I was living in blissful ignorance until now.
However the peace of my little world has been shattered when I learn that apparently this is World Vegan Month.
Now I’m not quite sure what this means. To me, it frankly means nothing, and I don’t care if it’s Vegan, Venezuelan, Vegetarian or Viagran Month, but I am a tad bemused by the whole concept of a month dedicated to some fucking fad..
Is this the month I am supposed to go Vegan? Is it a sort of free trial offer? I am asked if I would consider going Vegan and the answer is a loud resounding and very definite NO.

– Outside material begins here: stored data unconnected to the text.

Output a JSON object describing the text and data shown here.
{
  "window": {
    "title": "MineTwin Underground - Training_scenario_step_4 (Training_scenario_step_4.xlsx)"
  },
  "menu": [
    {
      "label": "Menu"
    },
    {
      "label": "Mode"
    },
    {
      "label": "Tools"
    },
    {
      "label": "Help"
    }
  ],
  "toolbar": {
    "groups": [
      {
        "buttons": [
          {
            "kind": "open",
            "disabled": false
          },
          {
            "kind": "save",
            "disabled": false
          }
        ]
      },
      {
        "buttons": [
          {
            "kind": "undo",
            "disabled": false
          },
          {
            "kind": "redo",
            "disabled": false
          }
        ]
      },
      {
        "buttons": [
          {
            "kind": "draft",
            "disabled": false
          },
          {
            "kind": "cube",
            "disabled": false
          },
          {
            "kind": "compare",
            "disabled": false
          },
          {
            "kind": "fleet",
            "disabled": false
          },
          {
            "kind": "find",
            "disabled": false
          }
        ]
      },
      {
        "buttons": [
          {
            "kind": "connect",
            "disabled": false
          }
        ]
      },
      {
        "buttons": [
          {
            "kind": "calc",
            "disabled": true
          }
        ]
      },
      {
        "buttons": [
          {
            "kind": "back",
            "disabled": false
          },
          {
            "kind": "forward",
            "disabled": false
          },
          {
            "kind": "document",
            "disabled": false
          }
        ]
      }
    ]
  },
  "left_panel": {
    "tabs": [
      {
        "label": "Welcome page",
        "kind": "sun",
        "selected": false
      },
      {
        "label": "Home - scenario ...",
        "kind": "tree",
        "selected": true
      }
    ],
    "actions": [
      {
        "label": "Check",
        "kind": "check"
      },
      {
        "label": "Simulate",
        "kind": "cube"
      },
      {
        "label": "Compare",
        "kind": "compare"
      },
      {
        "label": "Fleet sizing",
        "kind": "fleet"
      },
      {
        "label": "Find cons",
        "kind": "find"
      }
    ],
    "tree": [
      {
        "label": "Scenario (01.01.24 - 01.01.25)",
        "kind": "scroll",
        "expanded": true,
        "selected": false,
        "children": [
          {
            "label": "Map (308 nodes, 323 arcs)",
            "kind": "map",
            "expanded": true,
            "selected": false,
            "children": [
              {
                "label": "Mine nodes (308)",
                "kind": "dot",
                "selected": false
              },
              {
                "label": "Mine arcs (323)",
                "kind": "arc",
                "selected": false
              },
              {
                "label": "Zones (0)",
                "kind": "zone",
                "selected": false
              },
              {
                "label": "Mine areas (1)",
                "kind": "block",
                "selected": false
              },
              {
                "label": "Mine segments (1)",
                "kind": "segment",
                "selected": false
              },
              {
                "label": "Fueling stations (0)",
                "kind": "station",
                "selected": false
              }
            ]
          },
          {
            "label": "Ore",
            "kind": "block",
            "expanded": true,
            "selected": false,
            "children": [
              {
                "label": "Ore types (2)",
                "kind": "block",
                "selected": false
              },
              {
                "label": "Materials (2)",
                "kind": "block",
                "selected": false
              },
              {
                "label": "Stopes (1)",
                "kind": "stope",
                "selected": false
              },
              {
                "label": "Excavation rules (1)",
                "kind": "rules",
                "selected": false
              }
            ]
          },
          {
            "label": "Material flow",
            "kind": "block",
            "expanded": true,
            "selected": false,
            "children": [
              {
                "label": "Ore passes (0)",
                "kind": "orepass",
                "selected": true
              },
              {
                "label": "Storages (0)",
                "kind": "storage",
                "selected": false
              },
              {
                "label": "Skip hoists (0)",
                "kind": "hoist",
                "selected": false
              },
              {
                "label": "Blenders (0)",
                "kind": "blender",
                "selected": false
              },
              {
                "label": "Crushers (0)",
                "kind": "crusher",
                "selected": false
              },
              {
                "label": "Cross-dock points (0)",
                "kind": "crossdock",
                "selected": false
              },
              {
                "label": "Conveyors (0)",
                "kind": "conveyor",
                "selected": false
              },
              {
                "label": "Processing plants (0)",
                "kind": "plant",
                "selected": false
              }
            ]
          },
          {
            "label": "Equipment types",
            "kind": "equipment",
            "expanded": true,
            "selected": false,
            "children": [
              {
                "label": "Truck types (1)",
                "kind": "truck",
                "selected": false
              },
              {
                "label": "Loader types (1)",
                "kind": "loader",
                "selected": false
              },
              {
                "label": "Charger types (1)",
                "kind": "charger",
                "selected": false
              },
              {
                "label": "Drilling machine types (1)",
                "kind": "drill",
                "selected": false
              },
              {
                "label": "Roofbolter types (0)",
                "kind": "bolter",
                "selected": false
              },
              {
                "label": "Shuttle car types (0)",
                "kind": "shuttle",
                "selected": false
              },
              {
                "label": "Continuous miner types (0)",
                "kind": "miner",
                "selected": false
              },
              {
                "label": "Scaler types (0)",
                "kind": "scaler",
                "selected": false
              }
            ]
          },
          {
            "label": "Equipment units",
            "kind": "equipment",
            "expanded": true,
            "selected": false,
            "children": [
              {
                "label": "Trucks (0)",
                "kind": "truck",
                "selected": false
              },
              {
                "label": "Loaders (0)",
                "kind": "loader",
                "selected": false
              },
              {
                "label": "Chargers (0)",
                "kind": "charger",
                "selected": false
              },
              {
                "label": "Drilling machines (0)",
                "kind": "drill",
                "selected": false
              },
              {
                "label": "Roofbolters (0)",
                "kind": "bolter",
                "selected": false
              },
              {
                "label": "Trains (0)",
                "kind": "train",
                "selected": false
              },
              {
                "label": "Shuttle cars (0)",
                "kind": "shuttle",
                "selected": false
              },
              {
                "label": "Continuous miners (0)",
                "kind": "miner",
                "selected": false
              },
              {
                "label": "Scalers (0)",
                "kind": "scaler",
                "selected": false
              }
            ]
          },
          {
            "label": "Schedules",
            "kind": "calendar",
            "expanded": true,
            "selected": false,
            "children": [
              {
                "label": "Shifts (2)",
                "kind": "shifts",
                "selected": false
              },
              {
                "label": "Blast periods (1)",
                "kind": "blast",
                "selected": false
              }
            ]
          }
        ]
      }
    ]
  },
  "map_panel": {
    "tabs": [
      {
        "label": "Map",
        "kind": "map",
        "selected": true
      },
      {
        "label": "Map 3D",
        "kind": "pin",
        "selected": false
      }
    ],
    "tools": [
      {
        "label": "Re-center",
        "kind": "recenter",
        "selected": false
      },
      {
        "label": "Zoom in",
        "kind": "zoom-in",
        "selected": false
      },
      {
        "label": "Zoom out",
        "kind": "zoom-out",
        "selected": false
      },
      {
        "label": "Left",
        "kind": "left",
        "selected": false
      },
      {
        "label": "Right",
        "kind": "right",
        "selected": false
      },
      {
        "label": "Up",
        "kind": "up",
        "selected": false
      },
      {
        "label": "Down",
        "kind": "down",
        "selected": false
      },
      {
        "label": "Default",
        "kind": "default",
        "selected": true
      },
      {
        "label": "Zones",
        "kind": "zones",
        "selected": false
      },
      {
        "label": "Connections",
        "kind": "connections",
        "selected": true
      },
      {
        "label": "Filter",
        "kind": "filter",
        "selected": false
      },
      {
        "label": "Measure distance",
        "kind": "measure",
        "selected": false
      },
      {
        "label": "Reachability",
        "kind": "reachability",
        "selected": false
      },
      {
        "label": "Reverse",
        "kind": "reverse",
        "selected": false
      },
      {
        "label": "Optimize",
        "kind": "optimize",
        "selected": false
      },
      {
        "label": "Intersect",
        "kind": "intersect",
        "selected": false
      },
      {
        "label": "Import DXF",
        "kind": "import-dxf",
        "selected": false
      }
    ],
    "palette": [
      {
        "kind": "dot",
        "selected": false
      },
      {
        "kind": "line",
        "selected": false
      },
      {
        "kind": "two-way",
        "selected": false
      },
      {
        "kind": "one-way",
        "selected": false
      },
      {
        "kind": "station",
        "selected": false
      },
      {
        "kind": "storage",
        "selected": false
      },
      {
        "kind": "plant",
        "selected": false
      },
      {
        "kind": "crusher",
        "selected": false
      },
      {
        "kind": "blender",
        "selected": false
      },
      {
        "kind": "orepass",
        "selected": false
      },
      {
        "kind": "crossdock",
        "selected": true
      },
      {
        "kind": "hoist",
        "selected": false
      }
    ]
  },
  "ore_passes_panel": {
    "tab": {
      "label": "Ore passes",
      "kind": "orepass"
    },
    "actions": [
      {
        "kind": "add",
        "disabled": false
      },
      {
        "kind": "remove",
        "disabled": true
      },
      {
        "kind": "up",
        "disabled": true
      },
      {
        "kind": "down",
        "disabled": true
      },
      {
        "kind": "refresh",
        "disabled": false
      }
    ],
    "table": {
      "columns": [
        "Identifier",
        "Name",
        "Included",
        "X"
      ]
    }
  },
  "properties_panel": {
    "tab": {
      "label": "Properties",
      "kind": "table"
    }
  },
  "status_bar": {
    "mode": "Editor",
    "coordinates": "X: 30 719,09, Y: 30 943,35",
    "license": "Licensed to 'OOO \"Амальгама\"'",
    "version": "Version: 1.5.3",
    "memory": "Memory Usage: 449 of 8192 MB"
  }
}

I watched Claire Byrne Live, which is a discussion programme on RTE on Monday and there was a right twat on. Need I say any more than he was from “Friends of the Earth”? According to him the entire planet is in imminent danger of collapse unless I give up eating cows. By sheer coincidence I had just had a fine meal [my own recipe and cooked by yours truly] of cow stew and it was delicious. Last night I had a salmon bake thingy and it too was delicious but presumably means I am now personally guilty of denuding the oceans and endangering the salmon species. Tonight there is shepherd’s pie on the menu which consists of a potato layer over a lovely base consisting mainly of cow. So I am indeed personally killing of the planet, and you know what? I couldn’t give flying shite.
The problem with Vegans is their smugness and virtuosity. They feel that they can somehow look down on us omnivores because we are guilty of wholesale slaughter and just think of all those cute little calves, lambs and piglets that we are massacring and then digesting. They conjure up images of half a cow lying on the dining table, oozing blood and guts while we rip and tear into the carcase like voracious wolves. They can fuck off.
What they fail to see is that if I stopped eating meat it would have absolutely zero effect on anything except myself. I enjoy my beef stews, my roast lamb and my steaks so the only person who would be affected would be my good self. Possibly the only benefit of such a move would be that I could then become the horribly smug bollix that everyone avoids. But I don’t class that as a benefit.
If someone wants to become Vegan then that’s their business, but don’t ever try and make it my business.
I love the delicious smell of frying smoked rashers too much.